`Datadog.tracer.active_correlation` broken in recent release
We followed the docs here and are using the following in our logger to get the correlation data:
{ dd: ::Datadog.tracer.active_correlation.to_h }
This used to get us the following output:
"dd": {
"trace_id": <redacted>,
"span_id": <redacted>,
"env": null,
"service": "my-fancy-service",
"version": null
}
Now we get this output:
"dd": {
"trace_id": <redacted>,
"span_id": <redacted>,
"env": null,
"service": "rails",
"version": null
}
We started noticing this in release 0.51.0
It might be related to this commit: https://github.com/DataDog/dd-trace-rb/commit/91564dafbbfd10b61ab380e52e37b16cf54c38fc
We got it working by adding the "unified service tagging" ENV vars (DD_SERVICE, DD_ENV, DD_VERSION)
However this is not ideal since we now have to make sure all of our services add the unified service tagging before upgrading to 0.51.0
Side note: I noticed a few "breaking" changes in the CHANGELOG. Consider using Semantic Versioning - it can help communicate to the consumer the risks of upgrading. DOn't be afraid to bump that major version number 😄
Hi @mbarany, thank you for reporting this issue.
I tried to reproduce the issue you described, the change in service when invoking Datadog.tracer.active_correlation.to_h, but I can't quite get the same results. I tried with both 0.51.0 and an older version, 0.46.0.
Could you let me know how you are/were setting up the value for my-fancy-service in your service?
I tried a few combinations on changing values that could affect the service name (c.service = 'my-fancy-service' and explicitly setting the service name in the currently active span) but I can't get the same results. (export DD_SERVICE=my-fancy-service also worked, but you already mentioned that you were not originally using this avenue.)
This is our configuration:
Datadog.configure do |c|
service_name = 'my-fancy-service'
c.logger = CustomLogger.create(level: :error)
c.use(:rails, service_name: service_name)

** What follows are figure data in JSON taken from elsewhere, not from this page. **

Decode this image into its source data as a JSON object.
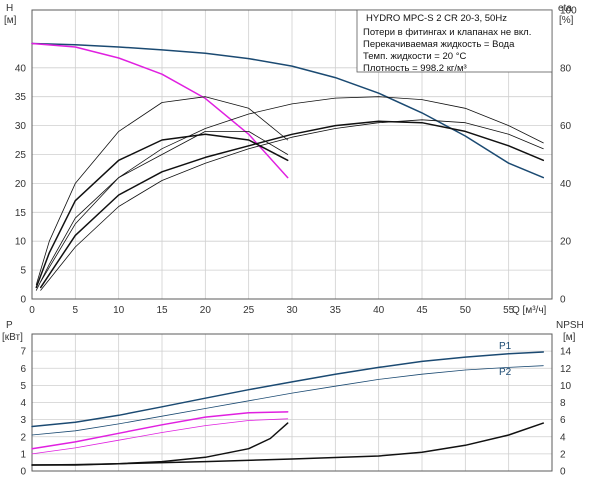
{
  "colors": {
    "frame": "#5b5b5b",
    "grid": "#cfcfcf",
    "navy": "#1b4a72",
    "magenta": "#e020e0",
    "black": "#111111",
    "text": "#333333"
  },
  "chart_data": [
    {
      "type": "line",
      "title": "HYDRO MPC-S 2 CR 20-3, 50Hz",
      "notes": [
        "Потери в фитингах и клапанах не вкл.",
        "Перекачиваемая жидкость = Вода",
        "Темп. жидкости = 20 °C",
        "Плотность = 998.2 кг/м³"
      ],
      "grid": true,
      "xlabel": "Q [м³/ч]",
      "xlim": [
        0,
        60
      ],
      "x_ticks": [
        0,
        5,
        10,
        15,
        20,
        25,
        30,
        35,
        40,
        45,
        50,
        55
      ],
      "ylabel": "H",
      "ylabel_unit": "[м]",
      "ylim": [
        0,
        50
      ],
      "y_ticks": [
        0,
        5,
        10,
        15,
        20,
        25,
        30,
        35,
        40
      ],
      "y2label": "eta",
      "y2label_unit": "[%]",
      "y2lim": [
        0,
        100
      ],
      "y2_ticks": [
        0,
        20,
        40,
        60,
        80,
        100
      ],
      "series": [
        {
          "axis": "y",
          "color": "navy",
          "width": 1.5,
          "x": [
            0,
            5,
            10,
            15,
            20,
            25,
            30,
            35,
            40,
            45,
            50,
            55,
            59
          ],
          "values": [
            44.2,
            44,
            43.6,
            43.1,
            42.5,
            41.6,
            40.3,
            38.3,
            35.6,
            32.2,
            28.2,
            23.5,
            21
          ]
        },
        {
          "axis": "y",
          "color": "magenta",
          "width": 1.5,
          "x": [
            0,
            5,
            10,
            15,
            20,
            25,
            29.5
          ],
          "values": [
            44.2,
            43.6,
            41.7,
            38.9,
            34.7,
            28.5,
            21
          ]
        },
        {
          "axis": "y2",
          "color": "black",
          "width": 1.5,
          "x": [
            0.5,
            2,
            5,
            10,
            15,
            20,
            25,
            29.5
          ],
          "values": [
            4,
            16,
            34,
            48,
            55,
            57,
            55,
            48
          ]
        },
        {
          "axis": "y2",
          "color": "black",
          "width": 0.8,
          "x": [
            0.5,
            2,
            5,
            10,
            15,
            20,
            25,
            29.5
          ],
          "values": [
            5,
            20,
            40,
            58,
            68,
            70,
            66,
            55
          ]
        },
        {
          "axis": "y2",
          "color": "black",
          "width": 0.8,
          "x": [
            0.5,
            2,
            5,
            10,
            15,
            20,
            25,
            29.5
          ],
          "values": [
            3,
            12,
            28,
            42,
            50,
            58,
            58,
            50
          ]
        },
        {
          "axis": "y2",
          "color": "black",
          "width": 1.5,
          "x": [
            1,
            5,
            10,
            15,
            20,
            25,
            30,
            35,
            40,
            45,
            50,
            55,
            59
          ],
          "values": [
            4,
            22,
            36,
            44,
            49,
            53,
            57,
            60,
            61.5,
            61,
            58,
            53,
            48
          ]
        },
        {
          "axis": "y2",
          "color": "black",
          "width": 0.8,
          "x": [
            1,
            5,
            10,
            15,
            20,
            25,
            30,
            35,
            40,
            45,
            50,
            55,
            59
          ],
          "values": [
            6,
            26,
            42,
            52,
            59,
            64,
            67.5,
            69.5,
            70,
            69,
            66,
            60,
            54
          ]
        },
        {
          "axis": "y2",
          "color": "black",
          "width": 0.8,
          "x": [
            1,
            5,
            10,
            15,
            20,
            25,
            30,
            35,
            40,
            45,
            50,
            55,
            59
          ],
          "values": [
            3,
            18,
            32,
            41,
            47,
            52,
            56,
            59,
            61,
            62,
            61,
            57,
            52
          ]
        }
      ]
    },
    {
      "type": "line",
      "grid": true,
      "xlim": [
        0,
        60
      ],
      "x_ticks": [
        0,
        5,
        10,
        15,
        20,
        25,
        30,
        35,
        40,
        45,
        50,
        55
      ],
      "ylabel": "P",
      "ylabel_unit": "[кВт]",
      "ylim": [
        0,
        8
      ],
      "y_ticks": [
        0,
        1,
        2,
        3,
        4,
        5,
        6,
        7
      ],
      "y2label": "NPSH",
      "y2label_unit": "[м]",
      "y2lim": [
        0,
        16
      ],
      "y2_ticks": [
        0,
        2,
        4,
        6,
        8,
        10,
        12,
        14
      ],
      "series": [
        {
          "name": "P1",
          "axis": "y",
          "color": "navy",
          "width": 1.5,
          "x": [
            0,
            5,
            10,
            15,
            20,
            25,
            30,
            35,
            40,
            45,
            50,
            55,
            59
          ],
          "values": [
            2.6,
            2.85,
            3.25,
            3.75,
            4.25,
            4.75,
            5.2,
            5.65,
            6.05,
            6.4,
            6.65,
            6.85,
            6.95
          ]
        },
        {
          "name": "P2",
          "axis": "y",
          "color": "navy",
          "width": 0.8,
          "x": [
            0,
            5,
            10,
            15,
            20,
            25,
            30,
            35,
            40,
            45,
            50,
            55,
            59
          ],
          "values": [
            2.1,
            2.35,
            2.75,
            3.2,
            3.65,
            4.1,
            4.55,
            4.95,
            5.35,
            5.65,
            5.9,
            6.05,
            6.15
          ]
        },
        {
          "axis": "y",
          "color": "magenta",
          "width": 1.5,
          "x": [
            0,
            5,
            10,
            15,
            20,
            25,
            29.5
          ],
          "values": [
            1.3,
            1.7,
            2.2,
            2.7,
            3.15,
            3.4,
            3.45
          ]
        },
        {
          "axis": "y",
          "color": "magenta",
          "width": 0.8,
          "x": [
            0,
            5,
            10,
            15,
            20,
            25,
            29.5
          ],
          "values": [
            1.0,
            1.35,
            1.8,
            2.25,
            2.65,
            2.95,
            3.05
          ]
        },
        {
          "axis": "y2",
          "color": "black",
          "width": 1.5,
          "x": [
            0,
            5,
            10,
            15,
            20,
            25,
            27.5,
            29.5
          ],
          "values": [
            0.7,
            0.7,
            0.85,
            1.1,
            1.6,
            2.6,
            3.8,
            5.6
          ]
        },
        {
          "axis": "y2",
          "color": "black",
          "width": 1.5,
          "x": [
            0,
            5,
            10,
            20,
            30,
            40,
            45,
            50,
            55,
            59
          ],
          "values": [
            0.7,
            0.75,
            0.85,
            1.1,
            1.4,
            1.75,
            2.2,
            3.0,
            4.2,
            5.6
          ]
        }
      ]
    }
  ]
}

c.use(:http, service_name: "#{service_name}-http")
c.use(:rake, service_name: "#{service_name}-rake")
c.use(:redis, service_name: "#{service_name}-redis")
c.use(:active_record, orm_service_name: "#{service_name}-active-record")

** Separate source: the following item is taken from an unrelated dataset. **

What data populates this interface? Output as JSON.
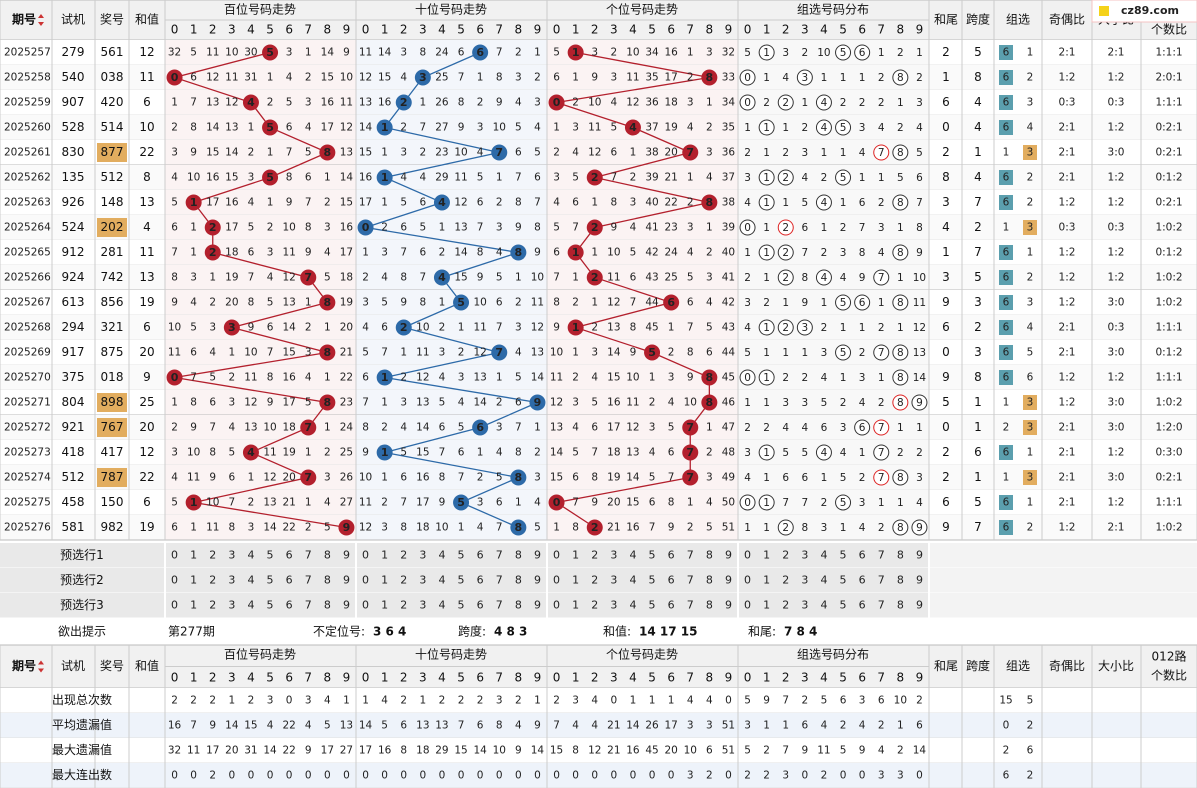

c.use(:sidekiq, service_name: "#{service_name}-sidekiq", client_service_name: "#{service_name}-sidekiq-client")
end
Thank you for reporting @mbarany. We are running into this issue as well and can consistently reproduce. We are setting service_name in code, not via an environment variable. We have pinned at 0.50.0 for the time being.
I agree on the suspect commit, which is part of this PR.

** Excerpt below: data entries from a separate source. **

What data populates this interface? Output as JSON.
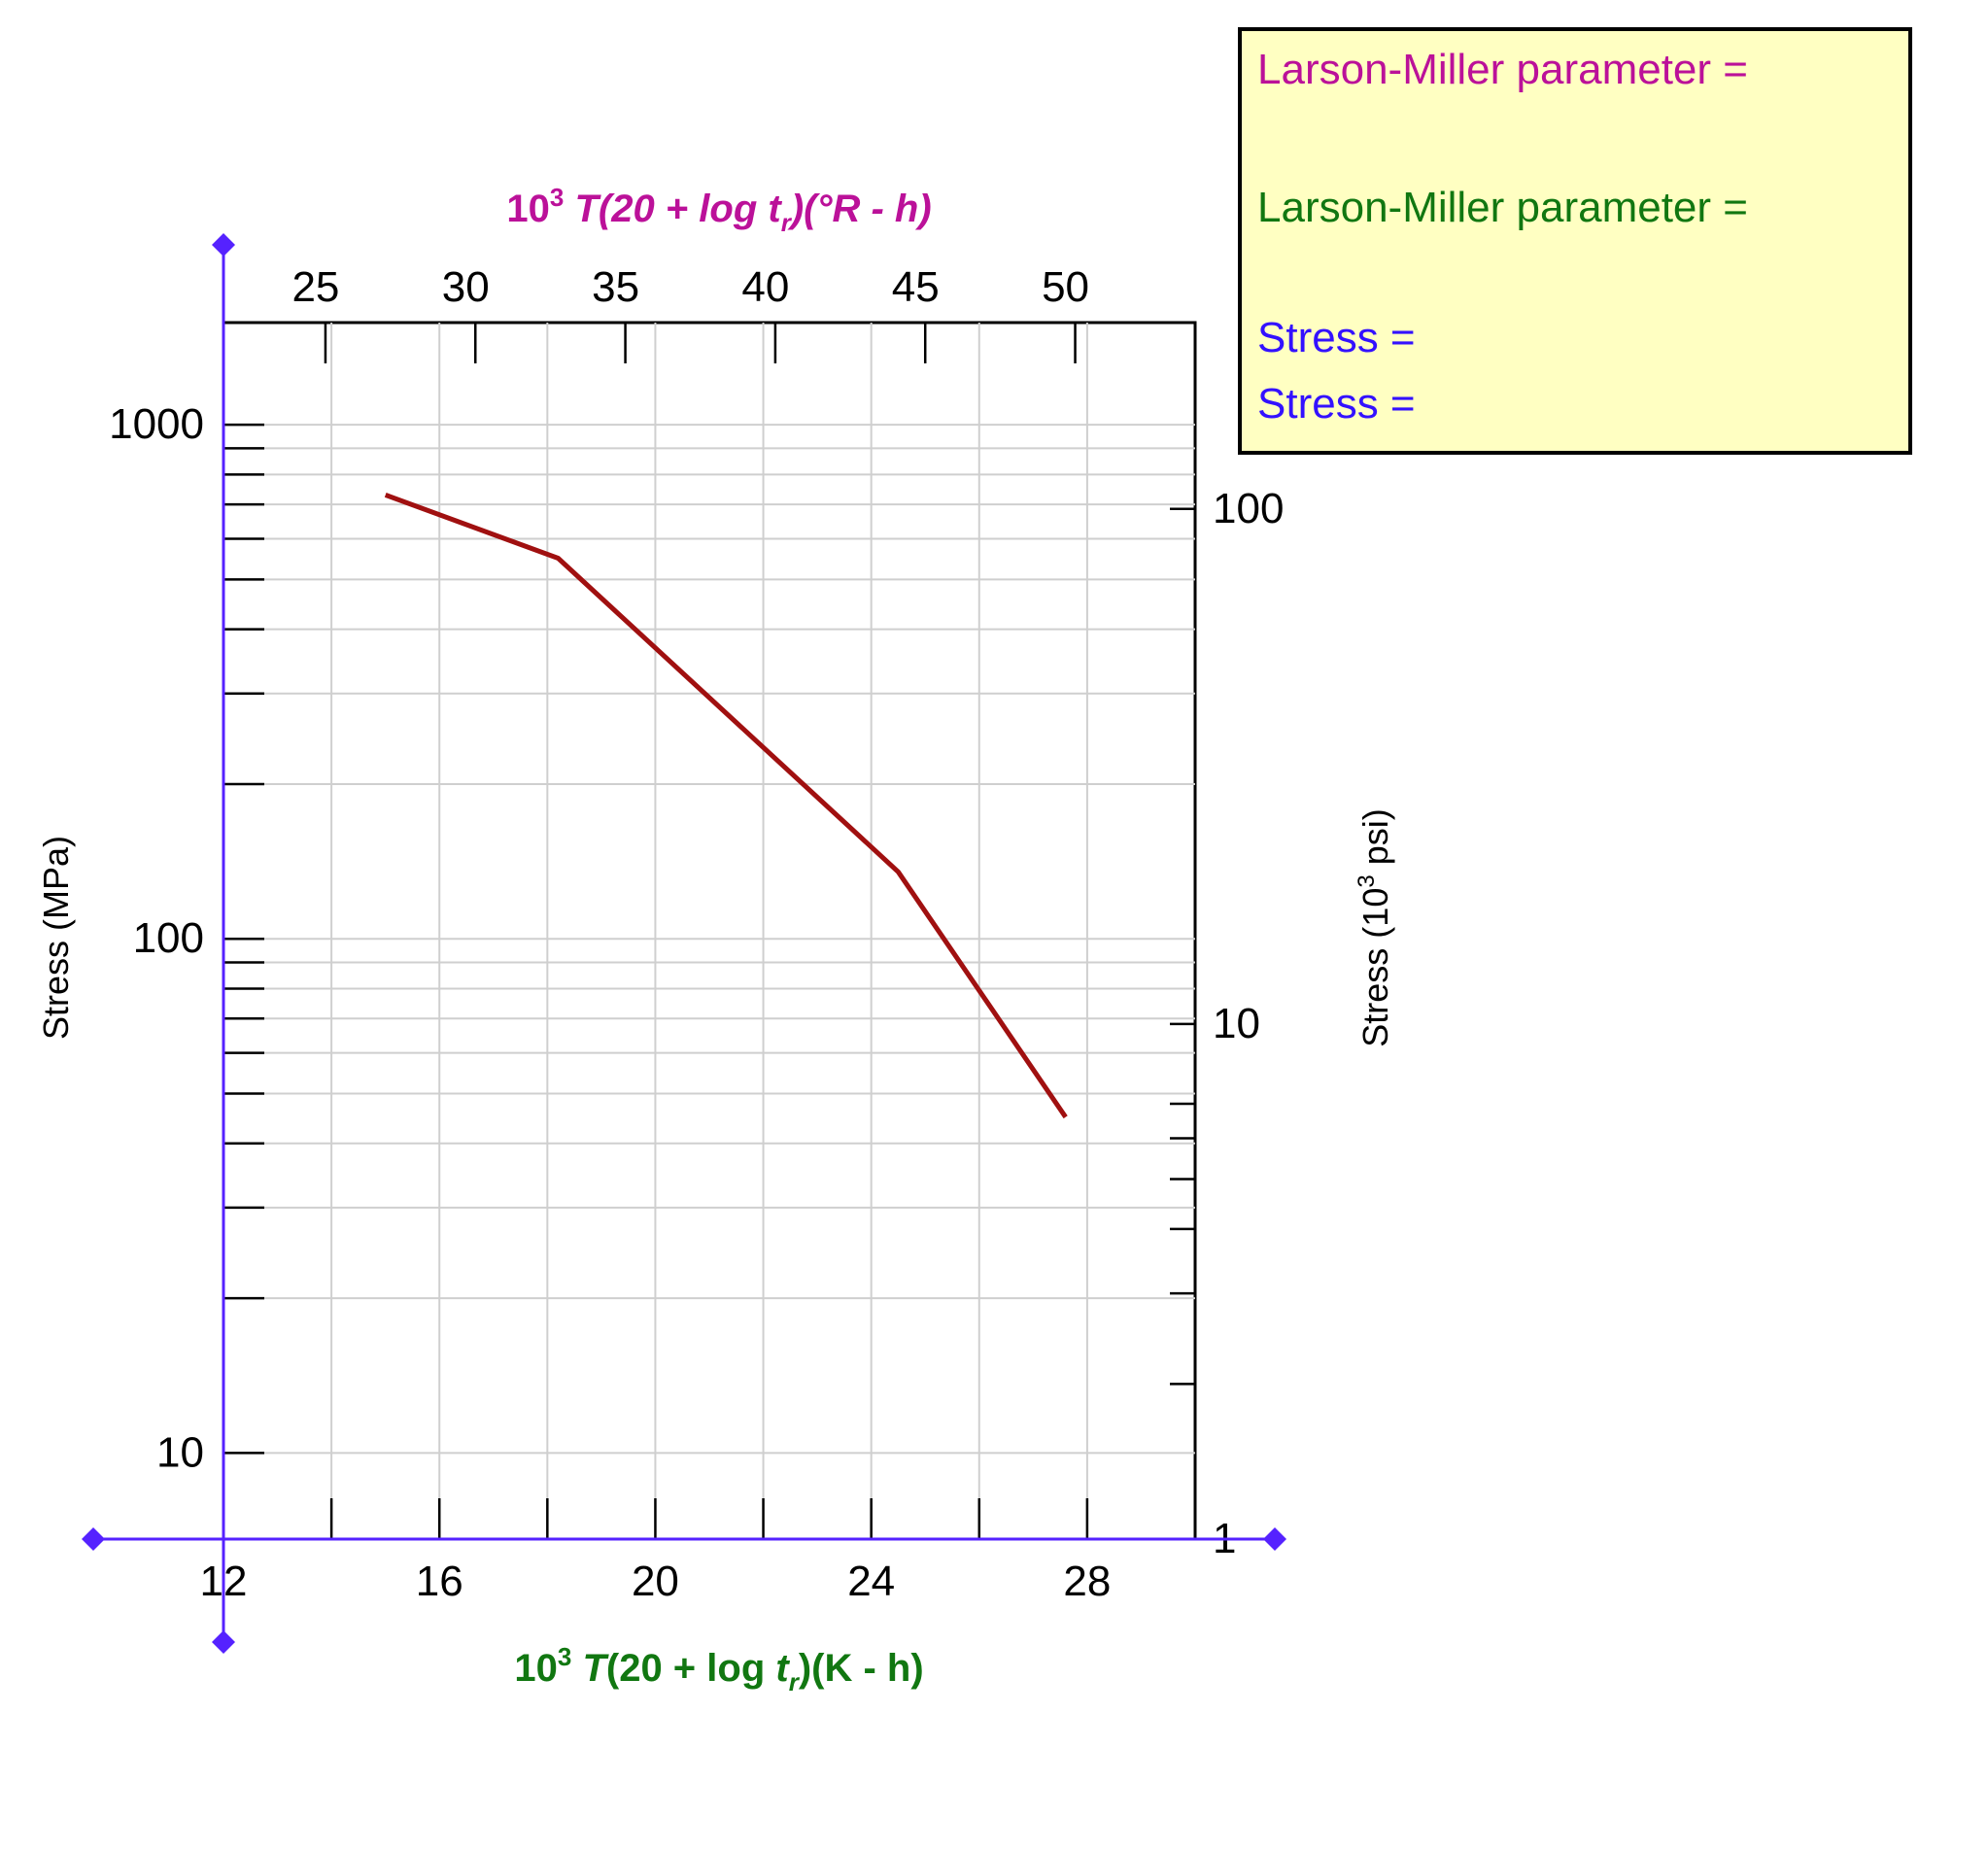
{
  "chart_data": {
    "type": "line",
    "bottom_axis": {
      "label_prefix": "10",
      "label_exp": "3",
      "label_T": "T",
      "label_mid": "(20 + log ",
      "label_t": "t",
      "label_sub": "r",
      "label_suffix": ")(K - h)",
      "range": [
        12,
        30
      ],
      "ticks": [
        12,
        16,
        20,
        24,
        28
      ],
      "tick_labels": [
        "12",
        "16",
        "20",
        "24",
        "28"
      ],
      "color": "#117711"
    },
    "top_axis": {
      "label_prefix": "10",
      "label_exp": "3",
      "label_T": "T",
      "label_mid": "(20 + log ",
      "label_t": "t",
      "label_sub": "r",
      "label_suffix": ")(°R - h)",
      "range": [
        21.6,
        54
      ],
      "ticks": [
        25,
        30,
        35,
        40,
        45,
        50
      ],
      "tick_labels": [
        "25",
        "30",
        "35",
        "40",
        "45",
        "50"
      ],
      "color": "#bb1199"
    },
    "left_axis": {
      "label": "Stress (MPa)",
      "scale": "log",
      "range": [
        6.8,
        1580
      ],
      "major_ticks": [
        10,
        100,
        1000
      ],
      "major_labels": [
        "10",
        "100",
        "1000"
      ],
      "minor_ticks": [
        20,
        30,
        40,
        50,
        60,
        70,
        80,
        90,
        200,
        300,
        400,
        500,
        600,
        700,
        800,
        900
      ]
    },
    "right_axis": {
      "label_prefix": "Stress (10",
      "label_exp": "3",
      "label_suffix": " psi)",
      "scale": "log",
      "range": [
        1,
        230
      ],
      "major_ticks": [
        1,
        10,
        100
      ],
      "major_labels": [
        "1",
        "10",
        "100"
      ],
      "minor_ticks": [
        2,
        3,
        4,
        5,
        6,
        7
      ]
    },
    "grid": true,
    "series": [
      {
        "x": [
          15.0,
          18.2,
          24.5,
          27.6
        ],
        "y": [
          730,
          550,
          135,
          45
        ],
        "color": "#a01010"
      }
    ]
  },
  "readout": {
    "lmp_label_1": "Larson-Miller parameter =",
    "lmp_label_2": "Larson-Miller parameter =",
    "stress_label_1": "Stress =",
    "stress_label_2": "Stress =",
    "color_1": "#bb1199",
    "color_2": "#117711",
    "color_3": "#3311ff",
    "background": "#ffffc2"
  },
  "cursor": {
    "color": "#5522ff"
  }
}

Datadog.configure do |config|
config.tracer.enabled = Rails.env.production?
config.logger.level = ::Logger::ERROR
config.env = ENV["the_env"]
config.use(:rails, service_name: "the_service_name")
config.use(:aws)
config.use(:sidekiq, service_name: "the_service_name-sidekiq", client_service_name: "the_service_name-sidekiq-client")
end
With the above configuration, on 0.50.0, we get "the_service_name" as our service name in Datadog. If we upgrade to 0.51.1, with no other changes, the service name becomes "rails".
Thank you for the additional data point, @jonfreeland! This is super helpful to the investigation, alongside the info provided by @mbarany.
👋 @mbarany and @jonfreeland, sorry for the super long wait.
With the release of ddtrace v1.0.0 we've rewritten most of the logic around how the active correlation works.
If you had the change to upgrade, would you know if the correlation API works correctly now for you use case?
From our Upgrade Guide, the method called to retrieve the active correlation has been moved:
Datadog::Tracing.log_correlation, optimized for inline log correlation injection.
Datadog::Tracing.correlation, a genetic correlation data structure.